Всё это время средний сын Кията стоял в стороне у борта и смотрел на море. Он делал вид, что вовсе не замечает Якши-Мамеда и не интересуется, о чём он беседует с начальником экспедиции. Только человек, знающий о взаимоотношениях двух братьев, мог бы сейчас сказать, что творится на душе Кадыр-Мамеда. Таким человеком был Абдулла. Поглаживая бородку, он поглядывал на сыновей патриарха и понимающе усмехался. «Будет ссора», — думал Абдулла и вожделенно желал этой ссоры. Он приблизился к Кадыр-Мамеду, и, подливая масла в огонь, сказал:
— Якши-Мамед, да продлятся его счастливые дни, умеет говорить лучше мудрого Сулеймана. Но мог бы и тебя пригласить на разговор с русским: ты тоже не последний сын своего отца.
— Пусть говорит, — с видимым великодушием отозвался Кадыр-Мамед. — Всё равно волю отца на этом корабле выполняю я.
— Так-то оно так, да только и Якши-Мамед в последнее время по своей воле живёт. Отца-то он не очень слушает.
— Это нам на руку, — отозвался опять с деланным безразличием Кадыр-Мамед. — Именно потому, что Якши-Мамед его не слушается, отец во всём доверяет мне.
Тем временем Карелин, Якши-Мамед и следом за ними офицеры направились в кают-компанию. Прошли мимо отвернувшихся Абдуллы и Кадыр-Мамеда, не обратив на них внимания. Прошло минут десять, и только тогда подошёл казак и доложил:
— Господа беки, прошу вас к столу… Сам начальник велел просить.
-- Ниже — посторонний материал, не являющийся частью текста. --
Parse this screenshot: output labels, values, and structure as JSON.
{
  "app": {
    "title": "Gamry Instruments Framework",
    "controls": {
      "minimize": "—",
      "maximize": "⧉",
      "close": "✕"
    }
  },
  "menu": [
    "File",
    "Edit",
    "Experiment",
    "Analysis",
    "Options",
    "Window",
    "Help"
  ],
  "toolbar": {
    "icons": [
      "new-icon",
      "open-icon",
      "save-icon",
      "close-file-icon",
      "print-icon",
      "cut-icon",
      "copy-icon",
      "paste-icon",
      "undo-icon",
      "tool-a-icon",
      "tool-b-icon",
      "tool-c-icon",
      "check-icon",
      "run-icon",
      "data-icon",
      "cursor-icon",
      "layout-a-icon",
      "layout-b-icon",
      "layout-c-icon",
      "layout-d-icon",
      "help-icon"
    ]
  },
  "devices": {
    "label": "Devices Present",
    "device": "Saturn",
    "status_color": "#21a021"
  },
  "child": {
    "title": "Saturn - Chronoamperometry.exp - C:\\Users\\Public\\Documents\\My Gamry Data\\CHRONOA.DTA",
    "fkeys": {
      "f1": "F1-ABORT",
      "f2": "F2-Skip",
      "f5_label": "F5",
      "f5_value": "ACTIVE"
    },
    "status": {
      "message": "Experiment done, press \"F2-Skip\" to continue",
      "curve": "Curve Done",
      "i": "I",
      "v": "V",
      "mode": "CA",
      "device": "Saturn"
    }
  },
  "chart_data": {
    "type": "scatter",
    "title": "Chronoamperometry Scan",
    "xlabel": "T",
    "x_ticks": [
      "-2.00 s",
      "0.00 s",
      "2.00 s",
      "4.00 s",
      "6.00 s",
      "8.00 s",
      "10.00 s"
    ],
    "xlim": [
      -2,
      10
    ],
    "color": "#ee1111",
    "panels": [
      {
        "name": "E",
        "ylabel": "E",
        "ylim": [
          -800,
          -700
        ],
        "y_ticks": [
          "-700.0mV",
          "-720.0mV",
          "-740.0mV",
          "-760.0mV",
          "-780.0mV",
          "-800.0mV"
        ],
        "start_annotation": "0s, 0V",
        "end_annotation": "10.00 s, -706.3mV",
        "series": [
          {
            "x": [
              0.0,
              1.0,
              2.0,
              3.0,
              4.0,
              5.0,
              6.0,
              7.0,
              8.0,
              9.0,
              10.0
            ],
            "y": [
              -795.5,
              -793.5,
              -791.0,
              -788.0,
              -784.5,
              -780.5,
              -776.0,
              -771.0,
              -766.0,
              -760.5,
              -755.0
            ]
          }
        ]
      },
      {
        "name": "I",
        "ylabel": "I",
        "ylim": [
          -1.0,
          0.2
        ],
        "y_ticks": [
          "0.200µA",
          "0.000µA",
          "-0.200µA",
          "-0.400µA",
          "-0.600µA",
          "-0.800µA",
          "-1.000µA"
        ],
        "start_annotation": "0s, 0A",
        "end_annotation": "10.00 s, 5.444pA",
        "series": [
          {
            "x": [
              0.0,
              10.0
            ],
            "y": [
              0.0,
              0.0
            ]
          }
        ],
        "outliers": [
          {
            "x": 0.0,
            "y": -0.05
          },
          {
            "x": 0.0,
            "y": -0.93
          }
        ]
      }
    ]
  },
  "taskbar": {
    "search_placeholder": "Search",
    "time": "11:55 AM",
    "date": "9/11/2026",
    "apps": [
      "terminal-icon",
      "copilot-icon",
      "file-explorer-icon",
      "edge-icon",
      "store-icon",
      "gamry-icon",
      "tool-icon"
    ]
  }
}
Кадыр-Мамед скривил губы и направился медленно и важно в кают-компанию, откуда уже доносился оживлённый разговор, перемежаемый смехом и весёлыми возгласами. Когда он и Абдулла вошли, шум немного поутих. Карелин с шутливым упрёком сказал:
— Что же вы, бек, запаздываете? У нас говорят: «Семеро одного не ждут». Прошу к столу.
— Ай, он всегда опаздывает, — пошутил Якши-Мамед. — Во-первых, он родился на четыре года позже меня. Во-вторых, в Тифлис попал после того, как я вернулся оттуда. В третьих… — Якши-Мамед замешкался, но всё-таки сказал: —В третьих, на войну опо здал. Мы уже голову Максютли отрезали, а братец мой только за саблю взялся.
Кадыр-Мамед побледнел, ноздри расширились, но он нашёл в себе силы, чтобы удержаться от взаимного оскорбления. Молча, глотая слюну и двигая кадыком, он перенёс взрыв хохота и не очень членораздельно пролепетал:
— Ай, ничего… Когда попугай говорит по-людски, люди всегда смеются.
Фразу эту почти никто не расслышал. Но Якши-Мамед, конечно, не пропустил её мимо ушей. Он сидел рядом с Карелиным, напротив брата, и, услышав сказанное, потянулся через стол:
— Попугай ты, понял? Ты повторяешь каждое слово отца. Я говорю свои слова, то, что думаю!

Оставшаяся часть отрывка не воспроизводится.